No quadro atual, a pouca e até ausência de secreção que escorre pelo nariz, segue como uma das características das crianças infectadas pelo coronavírus, o que pode ajudar no diagnóstico. Sobre a asma, as observações são ainda iniciais: É provável que a criança asmática leve ou bem controlada não caracteriza um fator de risco, mas mais dados precisam ser analisados e conhecidos.

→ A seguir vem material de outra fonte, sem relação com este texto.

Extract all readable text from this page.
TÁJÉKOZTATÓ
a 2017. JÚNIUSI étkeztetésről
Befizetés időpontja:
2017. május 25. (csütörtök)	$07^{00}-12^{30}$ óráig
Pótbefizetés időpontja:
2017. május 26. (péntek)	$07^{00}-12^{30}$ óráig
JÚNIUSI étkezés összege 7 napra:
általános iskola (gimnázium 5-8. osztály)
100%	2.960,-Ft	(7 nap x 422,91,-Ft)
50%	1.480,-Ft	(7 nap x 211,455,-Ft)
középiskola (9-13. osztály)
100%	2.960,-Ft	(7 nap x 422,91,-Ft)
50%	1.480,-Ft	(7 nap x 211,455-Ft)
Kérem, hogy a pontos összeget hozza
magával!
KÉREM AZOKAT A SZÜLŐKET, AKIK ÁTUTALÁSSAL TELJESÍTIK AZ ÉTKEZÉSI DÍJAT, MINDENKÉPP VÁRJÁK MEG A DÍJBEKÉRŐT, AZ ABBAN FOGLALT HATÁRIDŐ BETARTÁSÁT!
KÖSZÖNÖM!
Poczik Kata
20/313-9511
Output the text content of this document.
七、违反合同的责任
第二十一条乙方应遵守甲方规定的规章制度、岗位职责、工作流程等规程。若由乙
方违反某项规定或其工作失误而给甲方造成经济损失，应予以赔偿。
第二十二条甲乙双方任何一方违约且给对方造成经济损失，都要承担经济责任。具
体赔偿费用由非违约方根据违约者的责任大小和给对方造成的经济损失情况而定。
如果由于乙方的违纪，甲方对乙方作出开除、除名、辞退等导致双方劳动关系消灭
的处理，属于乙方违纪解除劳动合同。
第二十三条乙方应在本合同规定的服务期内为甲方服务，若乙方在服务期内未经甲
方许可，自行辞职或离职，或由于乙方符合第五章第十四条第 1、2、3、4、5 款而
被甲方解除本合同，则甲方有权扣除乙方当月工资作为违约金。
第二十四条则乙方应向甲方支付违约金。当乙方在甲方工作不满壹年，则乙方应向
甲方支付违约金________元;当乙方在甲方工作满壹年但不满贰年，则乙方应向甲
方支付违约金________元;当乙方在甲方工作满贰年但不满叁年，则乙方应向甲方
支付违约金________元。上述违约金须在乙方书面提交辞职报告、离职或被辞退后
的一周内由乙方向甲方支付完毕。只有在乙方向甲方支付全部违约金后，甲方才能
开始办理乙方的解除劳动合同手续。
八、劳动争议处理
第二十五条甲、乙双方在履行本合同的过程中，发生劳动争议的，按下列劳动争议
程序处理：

Já as cardiopatas, HIV positivo ou imunodeprimidas, essas precisam de todo o cuidado, pois integram o grupo de risco. De toda forma, os relatos são de um vírus menos asmatogênico, isto é, causa menos chieira que outros vírus comuns da infância. Os sintomas do coronavírus se assemelham mais com o Influenza, causando mais pneumonia do que chieira”,”, revela o pneumologista e alergista.

Experiência

Voltando a 2003, Wilson recorda de um caso muito divulgado em Belo Horizonte na época, que foi o de uma criança que tinha chegado a Confins vindo do Japão e apresentava sintomas de coronavírus: “O médico de Hong Kong tinha dito no congresso que que era usado como critério de triagem deles a presença de catarro na criança. Eu estava voltando de viagem e foi internado no CGP um menino, que tinha voltado do Japão, e o caso era suspeito. Foi como se um tsunami tivesse
atingido o hospital. Quando cheguei todas as rádios, jornais e TVs estavam na porta do hospital.Os porteiros não foram trabalhar. Até os flanelinhas que trabalhavam na rua sumiram. O atendimento no Pronto Socorro, que é ao lado, caiu em mais de 90%. Usando todas as EPIs, o japonesinho estava correndo pelo corredor do andar separado pela gente. Quando me aproximei dele, estava com o nariz escorrendo, com catarro abundante. Depois o exame mostrou que ele não tinha o coronavírus, mas isso já era quase uma certeza pelo relato no congresso nos Estados Unidos”, conta o especialista, que revela que naquela epidemia o CGP não recebeu nenhuma criança com coronavírus.

Segurança

Assim como em 2003, o João Paulo II tem um andar inteiro reservado agora a pacientes suspeitos, mas a coisa segue tranquila, sem casos confirmados e com alguns ainda dependendo de confirmação: “O resultado dos exames tem demorado vários dias. Isso é muito tempo numa pandemia”, revela Wilson.

Uma grande dúvida em relação ao novo cornavírus é o fato de as crianças terem sintomas mais brandos. Segundo ele, isso pode ser reflexo de uma percepção que vem sendo desenvolvida no mundo científico: “a suspeita é de que uma das proteínas que permite o vírus entrar na célula, na criança ela ainda não está muito bem desenvolvida. Uma maior dificuldade do vírus entrar na célula pode estar relacionado com o fato de crianças não evoluírem com mais frequência para a forma mais grave”.

Outros dois pontos destacados pelo especialista é que ainda não se sabe com precisão o potencial de transmissão do vírus pelas crianças, pois os registros são sempre contaminação pelo contato com adultos com a Covid-19.

O isolamento social, neste momento da pandemia no Brasil, é fundamental para ele. “Você poderia pensar em uma coisa mais branda se fizesse teste em massa, principalmente no início. Agora, não tem como. A única solução para desafogar o sistema de saúde é mesmo o isolamento social”, avalia Wilson Rocha Filho.